While I can't come to any definitive conclusions, I have decided to select a 90% accuracy rate as my target for whether this theory has any legs.
Why 90%?
Why not?
Using Pushshift's API and the Python's request library, 57, 908 Reddit submissions were collected. 29, 010 from r/LiverpoolFC. 28, 889 from r/Everton.
There was also around 60,000 comments collected, with an approximate equal distribution between the two sub-Reddits.
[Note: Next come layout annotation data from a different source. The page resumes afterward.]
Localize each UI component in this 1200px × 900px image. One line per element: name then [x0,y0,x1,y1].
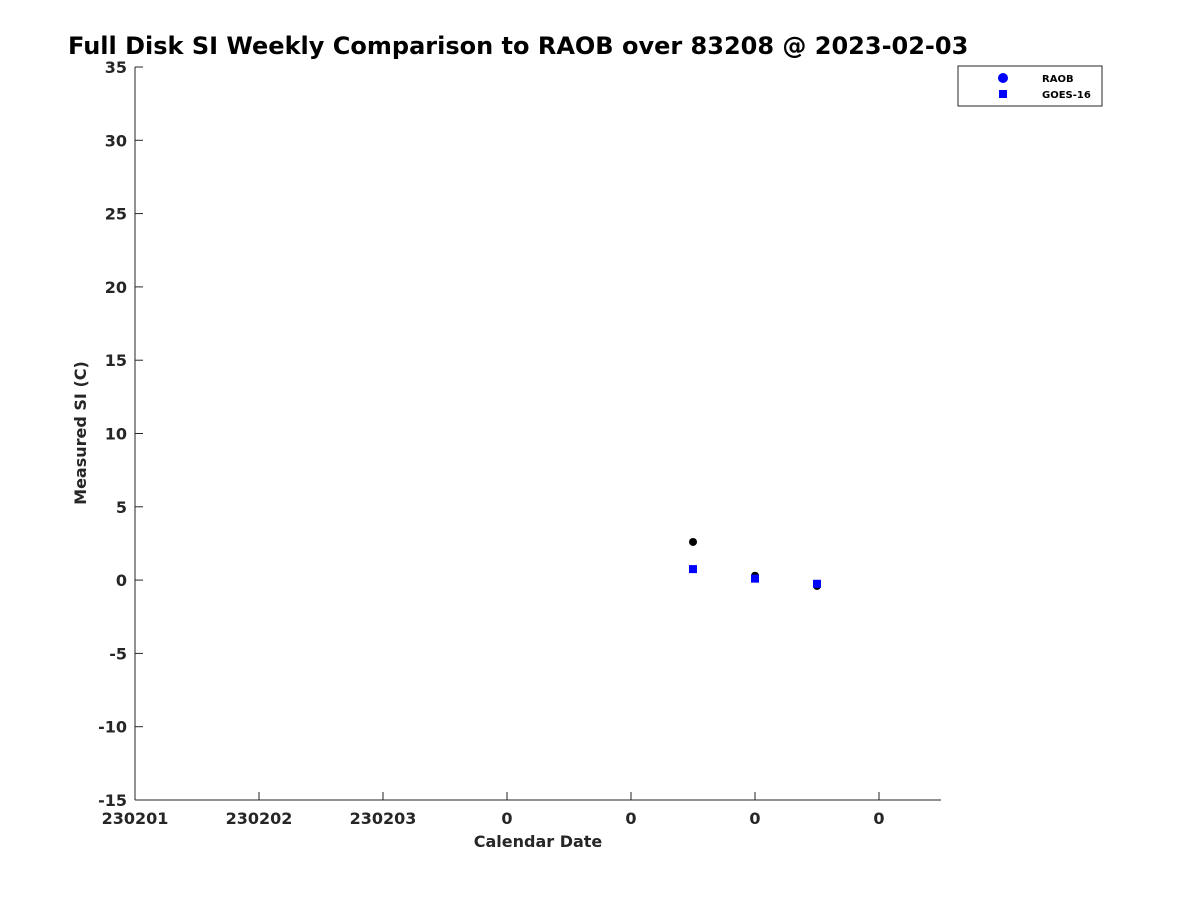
data-marks [689,537,821,590]
goes-16-point [813,579,821,588]
y-tick-label: 35 [105,58,127,77]
x-tick-label: 230201 [102,809,169,828]
y-tick-label: 5 [116,498,127,517]
y-axis-label: Measured SI (C) [71,361,90,505]
x-tick-label: 0 [749,809,760,828]
raob-point [689,537,697,546]
y-tick-label: 10 [105,425,127,444]
goes-16-point [689,565,697,574]
chart-title: Full Disk SI Weekly Comparison to RAOB o… [68,32,968,60]
x-tick-label: 0 [501,809,512,828]
x-tick-label: 0 [873,809,884,828]
legend-label: RAOB [1042,74,1074,85]
y-tick-label: 25 [105,205,127,224]
legend: RAOB GOES-16 [957,65,1103,107]
y-tick-label: 20 [105,278,127,297]
goes-16-point [751,574,759,583]
y-tick-label: -5 [109,644,127,663]
x-axis-label: Calendar Date [474,832,603,851]
y-tick-label: 30 [105,131,127,150]
x-tick-label: 0 [625,809,636,828]
legend-box [957,65,1103,107]
x-ticks: 230201 230202 230203 0 0 0 0 [102,792,885,828]
legend-label: GOES-16 [1042,90,1091,101]
y-tick-label: 0 [116,571,127,590]
y-tick-label: -10 [98,718,127,737]
y-tick-label: -15 [98,791,127,810]
y-ticks: -15 -10 -5 0 5 10 15 20 25 30 35 [98,58,143,810]
legend-marker-goes-16 [999,90,1007,98]
x-tick-label: 230203 [350,809,417,828]
legend-marker-raob [998,73,1008,83]
y-tick-label: 15 [105,351,127,370]
x-tick-label: 230202 [226,809,293,828]
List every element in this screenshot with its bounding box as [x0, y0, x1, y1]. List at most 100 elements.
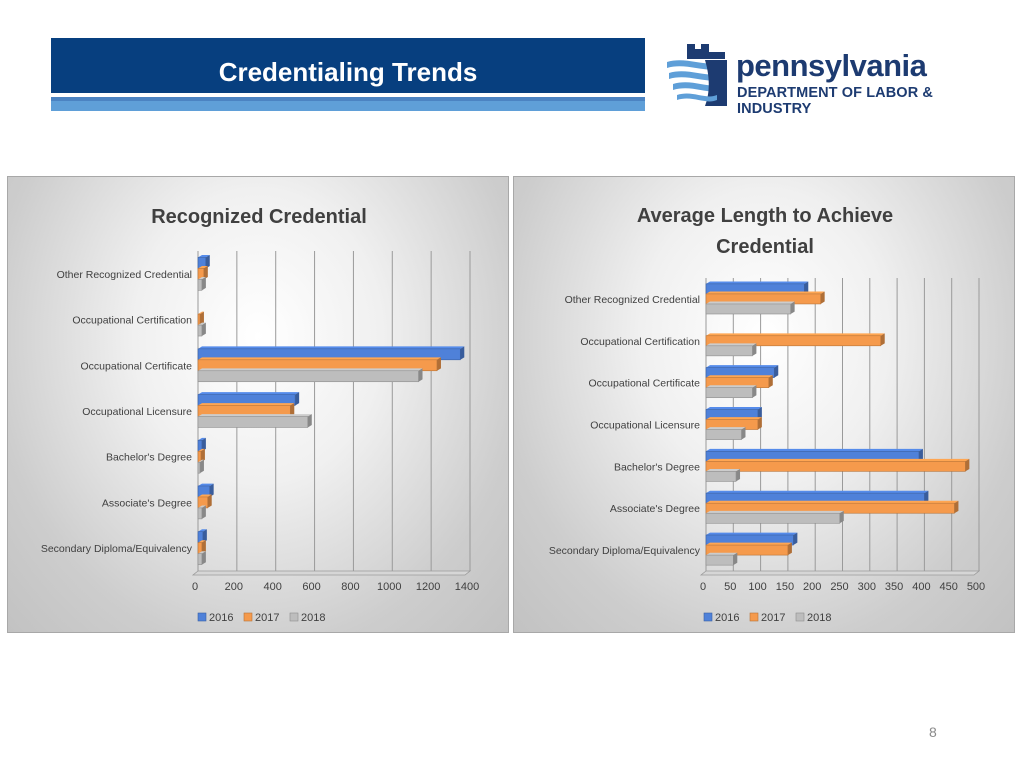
bar-top-2018: [198, 505, 206, 508]
bar-side-2018: [418, 368, 423, 382]
bar-2018: [197, 279, 203, 291]
bar-top-2017: [706, 375, 773, 378]
bar-side-2017: [436, 357, 441, 371]
category-label: Secondary Diploma/Equivalency: [549, 545, 701, 557]
bar-side-2018: [839, 510, 844, 524]
bar-top-2016: [198, 529, 207, 532]
legend-label-2018: 2018: [807, 612, 831, 624]
logo-subtitle: DEPARTMENT OF LABOR & INDUSTRY: [737, 85, 933, 117]
bar-side-2016: [774, 365, 779, 378]
title-underline-white: [51, 93, 645, 97]
x-tick-label: 450: [940, 581, 958, 593]
bar-top-2016: [706, 365, 779, 368]
bar-side-2017: [820, 291, 825, 304]
bar-side-2016: [804, 281, 809, 294]
bar-top-2016: [198, 392, 300, 395]
bar-top-2017: [198, 265, 208, 269]
bar-side-2017: [203, 265, 208, 280]
bar-2018: [197, 324, 203, 337]
bar-2018: [197, 416, 309, 428]
bar-side-2016: [205, 255, 210, 269]
bar-side-2017: [768, 375, 773, 388]
bar-side-2017: [880, 333, 885, 346]
page-number: 8: [929, 724, 937, 740]
bar-top-2018: [198, 459, 204, 463]
legend-swatch-2016: [197, 612, 207, 622]
chart-average-length: Average Length to Achieve Credential 0 50 10…: [513, 176, 1015, 633]
bar-top-2016: [706, 490, 929, 494]
chart-recognized-credential: Recognized Credential 0 200 400 600 800 1000 12…: [7, 176, 509, 633]
chart-floor: [699, 570, 981, 576]
bar-top-2016: [198, 483, 214, 486]
bar-side-2018: [201, 551, 206, 565]
keystone-flag-icon: [667, 44, 727, 106]
legend-label-2016: 2016: [209, 612, 233, 624]
bar-side-2017: [199, 311, 204, 326]
category-label: Occupational Certification: [72, 315, 192, 327]
bar-2018: [197, 553, 203, 565]
bar-top-2017: [198, 357, 441, 360]
bar-top-2018: [706, 385, 757, 388]
bar-side-2016: [460, 346, 465, 360]
bar-side-2018: [199, 459, 204, 474]
bar-side-2016: [202, 529, 207, 543]
bar-2017: [705, 335, 882, 347]
title-banner: Credentialing Trends: [51, 38, 645, 93]
bar-side-2016: [757, 407, 762, 420]
bar-top-2018: [706, 510, 844, 514]
chart-title: Recognized Credential: [151, 206, 367, 228]
x-tick-label: 300: [858, 581, 876, 593]
bar-side-2016: [793, 532, 798, 546]
bar-side-2016: [295, 392, 300, 406]
bar-2018: [705, 345, 753, 357]
legend-swatch-2017: [749, 612, 759, 622]
chart-title: Credential: [716, 236, 814, 258]
bar-top-2017: [706, 542, 792, 546]
category-label: Occupational Licensure: [590, 420, 700, 432]
bar-2018: [705, 512, 841, 524]
bar-side-2016: [209, 483, 214, 497]
bar-side-2016: [924, 490, 929, 504]
category-label: Occupational Certificate: [589, 378, 701, 390]
bar-top-2017: [706, 291, 825, 294]
bar-side-2018: [752, 385, 757, 398]
x-tick-label: 250: [830, 581, 848, 593]
bar-2017: [197, 450, 202, 463]
x-tick-label: 1200: [416, 581, 440, 593]
bar-top-2016: [198, 346, 465, 349]
bar-side-2018: [201, 505, 206, 519]
bar-side-2018: [752, 343, 757, 356]
slide-title: Credentialing Trends: [218, 57, 478, 87]
bar-top-2016: [706, 532, 798, 536]
bar-2018: [197, 461, 201, 474]
bar-top-2017: [198, 540, 206, 543]
x-tick-label: 0: [700, 581, 706, 593]
category-label: Associate's Degree: [102, 497, 192, 509]
category-label: Bachelor's Degree: [614, 461, 700, 473]
bar-top-2018: [198, 276, 206, 280]
bar-top-2016: [198, 437, 206, 441]
bar-top-2018: [706, 468, 741, 472]
title-underline-blue: [51, 101, 645, 111]
pa-labor-logo: pennsylvania DEPARTMENT OF LABOR & INDUS…: [665, 40, 985, 117]
x-tick-label: 400: [912, 581, 930, 593]
bar-2018: [705, 429, 742, 440]
bar-2017: [197, 313, 201, 326]
category-label: Associate's Degree: [610, 503, 700, 515]
legend-swatch-2018: [795, 612, 805, 622]
bar-side-2018: [741, 427, 746, 440]
bar-2018: [705, 303, 791, 315]
bar-top-2016: [706, 448, 923, 452]
x-tick-label: 350: [885, 581, 903, 593]
legend-swatch-2017: [243, 612, 253, 622]
bar-top-2018: [706, 343, 757, 346]
bar-side-2017: [201, 540, 206, 554]
bar-top-2017: [706, 458, 970, 462]
bar-side-2018: [307, 414, 312, 428]
legend-label-2017: 2017: [761, 612, 785, 624]
legend-swatch-2016: [703, 612, 713, 622]
bar-side-2017: [787, 542, 792, 556]
x-tick-label: 500: [967, 581, 985, 593]
bar-side-2016: [918, 448, 923, 462]
x-tick-label: 150: [776, 581, 794, 593]
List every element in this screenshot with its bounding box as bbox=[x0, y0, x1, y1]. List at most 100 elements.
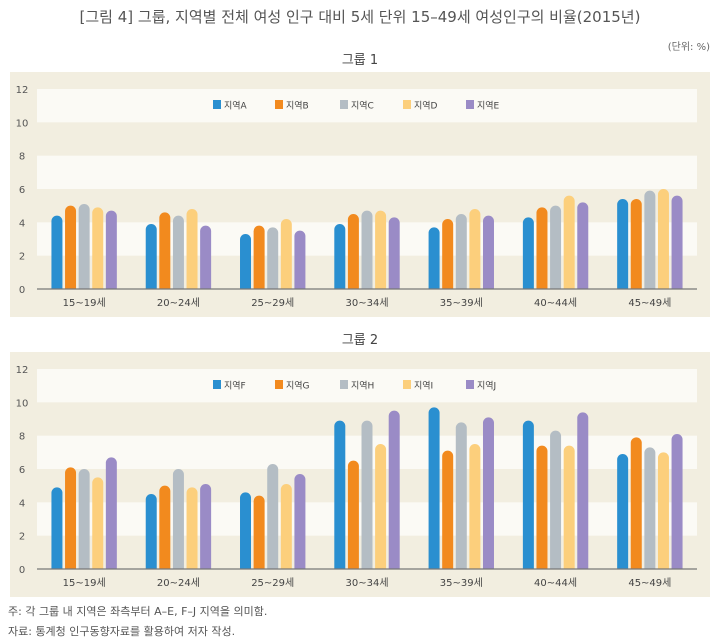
legend-swatch bbox=[340, 100, 348, 109]
bar-지역J bbox=[577, 412, 589, 569]
legend-label: 지역H bbox=[351, 381, 374, 392]
bar-지역J bbox=[671, 434, 683, 569]
legend-label: 지역D bbox=[414, 101, 438, 112]
bar-지역I bbox=[657, 452, 669, 569]
bar-지역A bbox=[617, 199, 629, 289]
y-tick-label: 0 bbox=[19, 285, 25, 296]
legend-label: 지역A bbox=[224, 101, 248, 112]
bar-지역I bbox=[563, 445, 575, 569]
bar-지역D bbox=[375, 210, 387, 289]
legend-swatch bbox=[403, 100, 411, 109]
x-tick-label: 15~19세 bbox=[63, 577, 106, 589]
grid-band bbox=[37, 155, 697, 189]
bar-지역C bbox=[361, 210, 373, 289]
legend-swatch bbox=[403, 380, 411, 389]
bar-지역F bbox=[145, 494, 157, 569]
bar-지역B bbox=[536, 207, 548, 289]
bar-지역B bbox=[253, 225, 265, 289]
bar-지역C bbox=[455, 214, 467, 289]
bar-지역A bbox=[51, 215, 63, 289]
bar-지역I bbox=[469, 444, 481, 569]
bar-지역B bbox=[630, 199, 642, 289]
bar-지역H bbox=[78, 469, 90, 569]
bar-지역J bbox=[482, 417, 494, 569]
grid-band bbox=[37, 369, 697, 403]
legend-swatch bbox=[466, 100, 474, 109]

But after initial modelling, they didn't prove to be as promising as the submissions data, so it was abandoned.
Outside of removing duplicate rows and imputing some values, initial data cleaning was minimal.
After subpar performance in my initial models however, I took a route and branch approach and engineered several variables in an attempt to improve the accuracy of my models.
These features were:
- tokens (tokenized forms of sentences)
- lems (lemmarized versions of tokens)
- porter_stems and snowball_stems (stemmed versions of tokens)
- word_count (count of total words)
- title_char_count (count of all characters in a title)
- sentence_count (count of total sentences)
- avg_word_length (average word length)
- avg_sentence_length (average sentence length)
- sentiment (a score giving to a piece of writing to determine whether it's positive, negative, or neutral)
Model | Parameters | Training Score | Test Score | Precision | Recall | F1 Score | Specificity |
---|---|---|---|---|---|---|---|
Logistic Regression | TfidfVectorizer(max_features=12500, ngram_range=(1, 2), stop_words='english') , LogisticRegression(C=0.7) | 91% | 88% | 87% | 91% | 88% | 86% |
Random Forest | TfidfVectorizer(max_features=12500, ngram_range=(1, 3), stop_words='english'), RandomForestClassifier(n_estimators=300, n_jobs=-1) | 99% | 88% | 86% | 90% | 88% | 85% |
SVC | TfidfVectorizer(max_features=30000, stop_words='english'), SVC(C=0.7) | 96% | 86% | 85% | 87% | 86% | 85% |
KNN | TfidfVectorizer(max_features=10000, ngram_range=(1, 3), stop_words='english'), KNeighborsClassifier(n_neighbors=1) | 98% | 70% | 79% | 55% | 65% | 85% |
Note: Due to time constraints, and initial poor performance, KNN was quickly abandoned.
As you can see from the table above, the four model types used all ended up overfitting.
While it can't be denied that overfit was an issue, what you can't see from the tables is the constraint my models were under; too much data.
While on the surface 57,000 observations may not seem like a lot of data, from the processing power I had available to me it proved to be incredibly difficult to hypertune the parameters of my models due to how long they would take to run.
Nonetheless, I'm quite happy with the results and I believe they speak to that rival sports fans aren't as different as they think they are.
Dataset:
- Custom Reddit submissions dataset containing 57,908 retrieved using Pushshift’s API.
Libraries:: bs4, matplotlib, nltk, pandas, random, re, requests, seaborn, sklearn, time, and wordcloud.